Tables 1 and 2 display a summary of student survey results collected from two implementations of this case. Data from these student surveys were collected from a small public liberal arts university in the southeastern United States from Spring 2013 to Spring 2014. Responses were coded from 1 (strongly disagree) to 5 (strongly agree), with 3 representing the neutral choice.

Instructor 1 reviewed the case and questionnaire within a senior-level undergraduate course in AIS, while instructor 2 reviewed the case and questionnaire within a graduate-level course in Management Information Systems (MIS). As such, questions 5, 8, and 9 were specific to accounting concerns and not applicable for instructor 2's course.

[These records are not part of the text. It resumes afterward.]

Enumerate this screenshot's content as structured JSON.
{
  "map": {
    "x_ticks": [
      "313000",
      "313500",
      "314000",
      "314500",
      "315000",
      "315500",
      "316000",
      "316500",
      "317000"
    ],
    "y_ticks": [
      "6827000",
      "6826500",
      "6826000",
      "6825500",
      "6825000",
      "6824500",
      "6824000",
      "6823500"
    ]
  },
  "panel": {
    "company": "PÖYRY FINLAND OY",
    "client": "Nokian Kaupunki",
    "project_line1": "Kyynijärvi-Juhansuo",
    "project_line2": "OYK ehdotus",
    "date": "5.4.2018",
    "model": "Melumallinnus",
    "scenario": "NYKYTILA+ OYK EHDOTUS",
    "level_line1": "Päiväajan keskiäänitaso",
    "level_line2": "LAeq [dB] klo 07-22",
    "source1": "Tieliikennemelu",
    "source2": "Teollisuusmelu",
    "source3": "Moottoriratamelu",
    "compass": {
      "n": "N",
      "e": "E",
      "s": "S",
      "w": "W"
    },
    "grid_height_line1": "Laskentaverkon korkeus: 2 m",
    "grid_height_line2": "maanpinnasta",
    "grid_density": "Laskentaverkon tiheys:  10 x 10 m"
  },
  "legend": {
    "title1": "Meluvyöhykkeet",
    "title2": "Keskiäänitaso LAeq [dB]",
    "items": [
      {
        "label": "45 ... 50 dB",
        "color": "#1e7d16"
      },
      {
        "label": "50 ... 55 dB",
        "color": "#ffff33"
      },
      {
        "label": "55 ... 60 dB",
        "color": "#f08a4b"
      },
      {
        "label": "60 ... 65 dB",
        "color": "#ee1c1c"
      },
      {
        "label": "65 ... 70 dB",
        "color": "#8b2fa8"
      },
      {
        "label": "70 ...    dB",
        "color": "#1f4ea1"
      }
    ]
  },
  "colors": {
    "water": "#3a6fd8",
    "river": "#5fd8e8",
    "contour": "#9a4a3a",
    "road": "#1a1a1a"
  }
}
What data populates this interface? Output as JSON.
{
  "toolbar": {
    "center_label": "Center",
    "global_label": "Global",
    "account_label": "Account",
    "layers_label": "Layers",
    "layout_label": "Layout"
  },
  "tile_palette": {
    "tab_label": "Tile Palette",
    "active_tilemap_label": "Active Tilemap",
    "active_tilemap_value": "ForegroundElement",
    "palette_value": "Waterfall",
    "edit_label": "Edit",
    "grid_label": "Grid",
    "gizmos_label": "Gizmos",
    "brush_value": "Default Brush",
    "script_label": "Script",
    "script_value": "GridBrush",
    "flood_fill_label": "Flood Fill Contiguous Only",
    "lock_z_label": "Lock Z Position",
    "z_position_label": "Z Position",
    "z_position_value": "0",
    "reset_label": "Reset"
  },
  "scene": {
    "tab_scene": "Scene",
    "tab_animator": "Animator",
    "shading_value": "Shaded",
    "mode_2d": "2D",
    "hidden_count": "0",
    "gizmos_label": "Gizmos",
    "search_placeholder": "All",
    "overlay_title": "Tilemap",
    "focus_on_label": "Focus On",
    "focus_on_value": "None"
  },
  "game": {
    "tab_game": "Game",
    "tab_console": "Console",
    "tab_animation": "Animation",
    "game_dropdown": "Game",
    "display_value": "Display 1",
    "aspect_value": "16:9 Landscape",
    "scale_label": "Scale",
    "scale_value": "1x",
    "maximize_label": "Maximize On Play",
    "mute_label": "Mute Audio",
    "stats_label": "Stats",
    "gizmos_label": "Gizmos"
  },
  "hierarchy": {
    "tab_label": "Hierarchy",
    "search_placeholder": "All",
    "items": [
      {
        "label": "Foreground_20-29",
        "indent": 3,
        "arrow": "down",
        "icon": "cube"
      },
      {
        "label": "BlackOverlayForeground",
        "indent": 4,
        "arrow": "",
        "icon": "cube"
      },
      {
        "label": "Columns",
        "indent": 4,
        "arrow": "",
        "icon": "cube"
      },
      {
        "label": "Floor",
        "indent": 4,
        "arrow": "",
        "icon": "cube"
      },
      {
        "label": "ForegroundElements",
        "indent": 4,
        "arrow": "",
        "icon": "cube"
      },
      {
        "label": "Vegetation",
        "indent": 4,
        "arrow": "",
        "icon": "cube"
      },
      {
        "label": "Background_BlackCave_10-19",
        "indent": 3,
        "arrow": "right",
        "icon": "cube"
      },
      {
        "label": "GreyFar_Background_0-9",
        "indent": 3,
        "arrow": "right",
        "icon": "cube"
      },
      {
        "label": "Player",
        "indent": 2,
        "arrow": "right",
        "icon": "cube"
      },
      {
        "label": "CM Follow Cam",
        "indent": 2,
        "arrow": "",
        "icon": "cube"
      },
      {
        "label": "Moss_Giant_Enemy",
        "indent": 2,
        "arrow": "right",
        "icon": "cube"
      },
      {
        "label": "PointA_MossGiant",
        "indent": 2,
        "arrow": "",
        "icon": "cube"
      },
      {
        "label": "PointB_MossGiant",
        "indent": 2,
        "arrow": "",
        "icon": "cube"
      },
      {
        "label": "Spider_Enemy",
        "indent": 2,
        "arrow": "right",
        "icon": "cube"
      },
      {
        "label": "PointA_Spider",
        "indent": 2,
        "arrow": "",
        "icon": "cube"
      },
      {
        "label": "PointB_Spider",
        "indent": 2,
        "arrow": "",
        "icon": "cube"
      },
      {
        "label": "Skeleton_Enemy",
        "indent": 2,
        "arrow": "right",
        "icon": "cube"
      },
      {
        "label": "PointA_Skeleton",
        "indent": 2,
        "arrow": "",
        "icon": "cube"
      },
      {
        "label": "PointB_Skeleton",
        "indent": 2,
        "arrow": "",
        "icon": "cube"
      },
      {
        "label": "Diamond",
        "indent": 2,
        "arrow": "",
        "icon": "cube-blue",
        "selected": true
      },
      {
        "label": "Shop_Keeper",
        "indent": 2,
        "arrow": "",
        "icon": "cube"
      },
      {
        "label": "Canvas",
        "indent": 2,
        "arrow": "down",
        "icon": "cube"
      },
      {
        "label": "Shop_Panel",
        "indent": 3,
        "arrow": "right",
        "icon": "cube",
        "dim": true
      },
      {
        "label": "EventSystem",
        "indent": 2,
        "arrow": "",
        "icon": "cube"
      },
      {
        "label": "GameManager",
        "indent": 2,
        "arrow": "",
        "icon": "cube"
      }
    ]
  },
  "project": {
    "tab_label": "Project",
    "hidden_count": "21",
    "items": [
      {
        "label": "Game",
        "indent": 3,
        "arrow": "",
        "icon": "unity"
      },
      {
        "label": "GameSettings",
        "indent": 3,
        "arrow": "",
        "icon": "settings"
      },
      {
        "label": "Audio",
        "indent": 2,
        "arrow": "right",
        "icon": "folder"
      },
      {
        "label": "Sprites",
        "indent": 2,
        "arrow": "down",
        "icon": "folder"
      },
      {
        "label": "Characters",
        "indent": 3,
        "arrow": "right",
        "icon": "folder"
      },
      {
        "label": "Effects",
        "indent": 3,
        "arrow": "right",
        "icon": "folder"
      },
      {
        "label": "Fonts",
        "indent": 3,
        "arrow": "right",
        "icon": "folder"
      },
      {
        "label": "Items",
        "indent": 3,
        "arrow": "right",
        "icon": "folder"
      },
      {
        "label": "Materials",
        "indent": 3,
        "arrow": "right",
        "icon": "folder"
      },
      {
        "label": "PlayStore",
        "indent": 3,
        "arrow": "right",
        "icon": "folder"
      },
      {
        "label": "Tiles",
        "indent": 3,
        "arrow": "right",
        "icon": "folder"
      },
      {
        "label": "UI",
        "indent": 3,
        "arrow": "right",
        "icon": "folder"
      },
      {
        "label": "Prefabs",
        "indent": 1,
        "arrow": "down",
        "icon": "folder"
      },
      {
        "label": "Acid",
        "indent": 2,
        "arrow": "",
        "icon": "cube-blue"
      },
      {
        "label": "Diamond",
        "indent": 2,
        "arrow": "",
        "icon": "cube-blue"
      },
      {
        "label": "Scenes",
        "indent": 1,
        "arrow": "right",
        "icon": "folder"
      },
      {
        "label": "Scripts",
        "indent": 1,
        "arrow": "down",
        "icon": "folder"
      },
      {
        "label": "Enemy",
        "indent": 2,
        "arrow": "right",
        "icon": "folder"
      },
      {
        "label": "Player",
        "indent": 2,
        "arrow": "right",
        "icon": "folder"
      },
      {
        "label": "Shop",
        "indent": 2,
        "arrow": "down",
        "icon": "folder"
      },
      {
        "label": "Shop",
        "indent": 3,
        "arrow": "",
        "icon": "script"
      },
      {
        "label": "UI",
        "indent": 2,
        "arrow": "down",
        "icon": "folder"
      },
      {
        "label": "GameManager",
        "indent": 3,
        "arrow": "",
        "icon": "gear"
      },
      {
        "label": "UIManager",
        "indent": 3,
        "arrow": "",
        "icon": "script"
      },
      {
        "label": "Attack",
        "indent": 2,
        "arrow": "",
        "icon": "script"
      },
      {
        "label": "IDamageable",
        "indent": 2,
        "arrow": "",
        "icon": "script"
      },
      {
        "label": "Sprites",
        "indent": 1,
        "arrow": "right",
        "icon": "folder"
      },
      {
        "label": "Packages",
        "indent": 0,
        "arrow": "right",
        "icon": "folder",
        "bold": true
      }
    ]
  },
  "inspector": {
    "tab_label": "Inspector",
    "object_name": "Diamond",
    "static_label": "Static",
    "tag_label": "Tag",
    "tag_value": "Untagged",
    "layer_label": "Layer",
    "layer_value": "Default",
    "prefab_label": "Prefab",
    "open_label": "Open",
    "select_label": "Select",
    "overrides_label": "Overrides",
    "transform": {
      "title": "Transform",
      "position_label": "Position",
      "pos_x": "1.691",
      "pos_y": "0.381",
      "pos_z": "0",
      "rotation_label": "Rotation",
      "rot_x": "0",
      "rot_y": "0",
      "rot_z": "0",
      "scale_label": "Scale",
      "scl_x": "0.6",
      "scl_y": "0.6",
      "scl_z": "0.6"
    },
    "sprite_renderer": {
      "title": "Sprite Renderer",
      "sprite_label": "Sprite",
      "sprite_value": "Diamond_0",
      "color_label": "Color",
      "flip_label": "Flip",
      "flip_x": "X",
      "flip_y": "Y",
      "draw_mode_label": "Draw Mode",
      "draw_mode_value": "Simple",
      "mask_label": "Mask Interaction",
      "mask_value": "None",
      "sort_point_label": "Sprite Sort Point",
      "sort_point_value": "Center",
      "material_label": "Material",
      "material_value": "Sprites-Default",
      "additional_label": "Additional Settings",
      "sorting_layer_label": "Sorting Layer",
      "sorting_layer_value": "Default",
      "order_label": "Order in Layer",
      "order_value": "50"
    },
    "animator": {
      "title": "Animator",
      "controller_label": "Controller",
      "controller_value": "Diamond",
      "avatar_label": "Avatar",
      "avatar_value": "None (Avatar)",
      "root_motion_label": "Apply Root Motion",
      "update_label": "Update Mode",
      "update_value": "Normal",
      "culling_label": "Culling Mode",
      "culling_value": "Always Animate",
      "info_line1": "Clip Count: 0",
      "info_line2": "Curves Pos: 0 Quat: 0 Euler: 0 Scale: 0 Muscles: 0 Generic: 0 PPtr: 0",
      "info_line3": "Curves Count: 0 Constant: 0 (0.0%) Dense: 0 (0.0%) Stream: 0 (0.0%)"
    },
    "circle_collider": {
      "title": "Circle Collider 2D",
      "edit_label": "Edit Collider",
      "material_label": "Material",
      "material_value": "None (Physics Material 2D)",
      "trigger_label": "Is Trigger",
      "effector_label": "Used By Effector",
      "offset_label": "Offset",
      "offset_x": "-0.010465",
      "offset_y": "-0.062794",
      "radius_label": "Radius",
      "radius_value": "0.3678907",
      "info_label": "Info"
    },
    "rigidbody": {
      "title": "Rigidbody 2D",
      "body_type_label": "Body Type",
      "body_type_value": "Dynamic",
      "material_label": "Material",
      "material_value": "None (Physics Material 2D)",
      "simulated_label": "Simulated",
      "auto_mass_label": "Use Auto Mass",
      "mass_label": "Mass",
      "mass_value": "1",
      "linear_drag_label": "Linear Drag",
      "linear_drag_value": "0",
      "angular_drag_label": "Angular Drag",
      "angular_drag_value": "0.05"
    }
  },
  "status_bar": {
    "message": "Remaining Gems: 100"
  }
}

In addition to reporting the means and standard deviations, we also tested the hypothesis that average student response was above the neutral element (neutral = 3) for each question using a single-mean t-test. For all applicable questions, each of the corresponding p-values indicated significance (p < 0.05). Since all questions were positively worded, the significance of these results indicates that students perceived this case to be beneficial across each of these measures. This held true for both undergraduate students in AIS as well graduate students in MIS.